Come si legge nel rapporto reso pubblico oggi, spesso anche le forze dell’ordine usano il loro potere per “auto considerarsi” al di sopra delle leggi e quindi non essere puniti. Ma le leggi i sono, solo che non vengono fatte rispettare. “Le Filippine mostrano un’incoerenza: il paese è esemplarmente sollecito quando si tratta di firmare i trattati sui diritti umani ma senza esemplari condanne verso i torturatori questi impegni sui diritti umani rischiano di essere promesse vuote –spiega la Shetty – Il governo filippino sta perdendo l’opportunità di diventare un esempio virtuoso di impegno per il rispetto dei diritti umani in Asia”.

Non ci sono solo parole nel rapporto di Amnesty, ma anche alcune testimonianze – raccolte nel 2009 quando fu introdotta la legge contro la tortura – di persone che vennero torturate dalla polizia. Alcune di esse all’epoca erano minorenni e raccontano che sotto la minaccia di armi da fuoco, si erano dovute prestare a un gioco chiamato “la ruota della tortura”. Ma il caso più eclatante è quello di Darius Evangelista. In un filmato realizzato con un telefonino, si vede che l’uomo viene arrestato, spogliato dei suoi vestiti e delle guardie, alcune delle quali in borghese e altre in divisa, gli legano una corda ai genitali per torturalo. La testa dell’uomo venne ritrovata poco tempo dopo, ma nessuna delle guardie che hanno partecipato all’atroce esecuzione vennero condannate.

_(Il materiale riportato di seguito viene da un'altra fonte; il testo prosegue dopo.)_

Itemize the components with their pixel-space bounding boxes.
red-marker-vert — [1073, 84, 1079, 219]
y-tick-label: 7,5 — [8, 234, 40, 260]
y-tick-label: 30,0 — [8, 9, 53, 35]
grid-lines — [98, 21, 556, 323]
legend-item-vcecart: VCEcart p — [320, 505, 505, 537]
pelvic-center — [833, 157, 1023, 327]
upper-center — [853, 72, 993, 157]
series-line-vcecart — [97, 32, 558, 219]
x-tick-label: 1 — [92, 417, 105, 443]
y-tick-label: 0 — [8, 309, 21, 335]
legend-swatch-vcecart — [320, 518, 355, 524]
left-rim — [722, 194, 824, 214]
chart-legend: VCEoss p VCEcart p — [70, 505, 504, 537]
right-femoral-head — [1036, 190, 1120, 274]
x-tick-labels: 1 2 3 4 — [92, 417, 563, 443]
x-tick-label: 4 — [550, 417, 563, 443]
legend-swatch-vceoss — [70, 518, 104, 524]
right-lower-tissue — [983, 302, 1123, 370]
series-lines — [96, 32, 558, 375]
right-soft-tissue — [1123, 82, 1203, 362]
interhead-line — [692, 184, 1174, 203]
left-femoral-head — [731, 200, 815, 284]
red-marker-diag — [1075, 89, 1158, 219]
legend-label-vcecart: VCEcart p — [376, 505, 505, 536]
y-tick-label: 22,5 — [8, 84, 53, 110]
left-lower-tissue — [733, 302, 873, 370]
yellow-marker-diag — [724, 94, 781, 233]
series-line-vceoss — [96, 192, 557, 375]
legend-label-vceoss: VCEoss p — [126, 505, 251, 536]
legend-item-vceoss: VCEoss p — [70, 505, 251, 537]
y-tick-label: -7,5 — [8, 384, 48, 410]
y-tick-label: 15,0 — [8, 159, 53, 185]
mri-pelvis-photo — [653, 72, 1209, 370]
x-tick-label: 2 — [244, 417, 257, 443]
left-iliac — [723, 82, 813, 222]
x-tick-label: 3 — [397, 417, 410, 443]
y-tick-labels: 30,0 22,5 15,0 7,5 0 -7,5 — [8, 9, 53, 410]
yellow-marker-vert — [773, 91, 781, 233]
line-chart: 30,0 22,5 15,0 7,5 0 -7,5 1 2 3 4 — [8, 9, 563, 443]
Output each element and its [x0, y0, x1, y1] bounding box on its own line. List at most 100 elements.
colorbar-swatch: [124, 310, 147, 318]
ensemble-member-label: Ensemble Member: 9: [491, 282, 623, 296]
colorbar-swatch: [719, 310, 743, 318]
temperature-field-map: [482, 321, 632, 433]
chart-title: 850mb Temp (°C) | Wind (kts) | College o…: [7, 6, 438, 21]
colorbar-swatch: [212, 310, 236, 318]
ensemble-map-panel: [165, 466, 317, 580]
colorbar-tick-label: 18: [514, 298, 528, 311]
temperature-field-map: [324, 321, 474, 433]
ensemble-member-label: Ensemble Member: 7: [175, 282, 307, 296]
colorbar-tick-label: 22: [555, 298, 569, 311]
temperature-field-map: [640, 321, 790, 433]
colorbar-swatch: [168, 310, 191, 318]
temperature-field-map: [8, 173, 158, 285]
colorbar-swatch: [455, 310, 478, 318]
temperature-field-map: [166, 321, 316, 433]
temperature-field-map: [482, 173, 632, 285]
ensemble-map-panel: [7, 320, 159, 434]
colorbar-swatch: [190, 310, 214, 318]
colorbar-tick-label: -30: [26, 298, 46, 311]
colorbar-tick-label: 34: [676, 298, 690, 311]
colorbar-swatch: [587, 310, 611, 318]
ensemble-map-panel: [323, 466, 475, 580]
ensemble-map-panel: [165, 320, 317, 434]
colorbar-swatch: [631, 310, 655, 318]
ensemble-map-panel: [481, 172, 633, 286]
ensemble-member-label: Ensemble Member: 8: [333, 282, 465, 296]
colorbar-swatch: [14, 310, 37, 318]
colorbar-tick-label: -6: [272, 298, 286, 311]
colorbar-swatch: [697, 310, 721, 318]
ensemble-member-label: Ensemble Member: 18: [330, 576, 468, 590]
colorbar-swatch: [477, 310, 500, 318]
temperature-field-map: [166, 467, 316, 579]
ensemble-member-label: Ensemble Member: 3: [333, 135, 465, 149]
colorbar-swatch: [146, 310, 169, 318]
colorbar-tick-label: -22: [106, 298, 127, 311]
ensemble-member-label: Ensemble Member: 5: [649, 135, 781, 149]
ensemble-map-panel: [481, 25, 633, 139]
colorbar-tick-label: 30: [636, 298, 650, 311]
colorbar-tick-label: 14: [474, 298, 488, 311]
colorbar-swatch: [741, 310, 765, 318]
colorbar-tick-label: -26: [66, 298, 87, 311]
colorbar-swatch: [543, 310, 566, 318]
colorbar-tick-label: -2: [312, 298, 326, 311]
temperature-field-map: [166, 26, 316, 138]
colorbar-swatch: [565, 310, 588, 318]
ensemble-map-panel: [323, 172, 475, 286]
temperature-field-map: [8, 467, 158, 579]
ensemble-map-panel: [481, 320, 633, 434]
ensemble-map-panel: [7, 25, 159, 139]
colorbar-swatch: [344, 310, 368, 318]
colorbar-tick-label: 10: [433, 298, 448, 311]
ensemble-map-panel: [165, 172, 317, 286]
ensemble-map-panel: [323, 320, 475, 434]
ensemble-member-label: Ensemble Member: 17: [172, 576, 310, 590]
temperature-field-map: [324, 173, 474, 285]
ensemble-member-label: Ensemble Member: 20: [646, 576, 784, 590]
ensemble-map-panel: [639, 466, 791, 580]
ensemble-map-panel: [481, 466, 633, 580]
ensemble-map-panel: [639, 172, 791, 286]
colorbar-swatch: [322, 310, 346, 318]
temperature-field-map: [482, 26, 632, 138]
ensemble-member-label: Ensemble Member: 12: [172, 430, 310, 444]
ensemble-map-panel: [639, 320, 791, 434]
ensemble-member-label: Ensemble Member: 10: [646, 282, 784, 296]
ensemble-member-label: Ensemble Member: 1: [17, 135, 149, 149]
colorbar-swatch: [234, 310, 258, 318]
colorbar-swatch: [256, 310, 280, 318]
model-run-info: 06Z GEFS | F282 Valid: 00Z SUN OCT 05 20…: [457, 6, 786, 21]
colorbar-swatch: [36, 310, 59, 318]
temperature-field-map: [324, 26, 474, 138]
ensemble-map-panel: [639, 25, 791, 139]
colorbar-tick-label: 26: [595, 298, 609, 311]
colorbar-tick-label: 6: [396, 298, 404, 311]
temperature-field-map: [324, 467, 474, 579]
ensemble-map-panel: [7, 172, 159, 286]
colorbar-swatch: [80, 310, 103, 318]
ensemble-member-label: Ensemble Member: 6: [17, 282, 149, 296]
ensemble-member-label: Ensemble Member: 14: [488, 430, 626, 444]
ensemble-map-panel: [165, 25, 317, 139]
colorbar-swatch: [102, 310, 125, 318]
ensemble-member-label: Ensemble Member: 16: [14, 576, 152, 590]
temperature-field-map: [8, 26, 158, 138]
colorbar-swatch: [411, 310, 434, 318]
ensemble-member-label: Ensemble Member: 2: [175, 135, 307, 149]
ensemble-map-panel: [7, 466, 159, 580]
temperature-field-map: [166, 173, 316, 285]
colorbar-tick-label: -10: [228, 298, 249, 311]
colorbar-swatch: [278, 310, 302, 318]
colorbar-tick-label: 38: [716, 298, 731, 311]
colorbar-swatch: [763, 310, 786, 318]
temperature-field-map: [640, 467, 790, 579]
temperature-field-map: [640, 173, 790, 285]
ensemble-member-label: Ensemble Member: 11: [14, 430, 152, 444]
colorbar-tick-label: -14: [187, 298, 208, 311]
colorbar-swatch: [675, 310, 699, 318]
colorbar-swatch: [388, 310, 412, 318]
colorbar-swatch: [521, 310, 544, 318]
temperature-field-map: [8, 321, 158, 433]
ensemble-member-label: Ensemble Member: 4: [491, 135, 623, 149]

La Commissione per i diritti umani nelle Filippine è stata istituita nel 2001 e sono circa 457 le denunce che sono arrivate presso i suoi uffici, ma per nessuna di queste è mai stata emessa una condanna. “Dopo cinque anni dall’introduzione della legge, dopo centinaia di denunce e zero condanne, è dolorosamente ovvio che la normativa contro la tortura non viene applicata. – conclude Shetty – Occorre uno sforzo congiunto per sradicare la tortura e la cultura dell’impunità che la perpetua, a partire da misure efficaci di prevenzione e, quando non bastino, procedere con indagini approfondite, condanne adeguate e meccanismi indipendenti di denuncia per assicurare che nessuno sia al di sopra della legge”.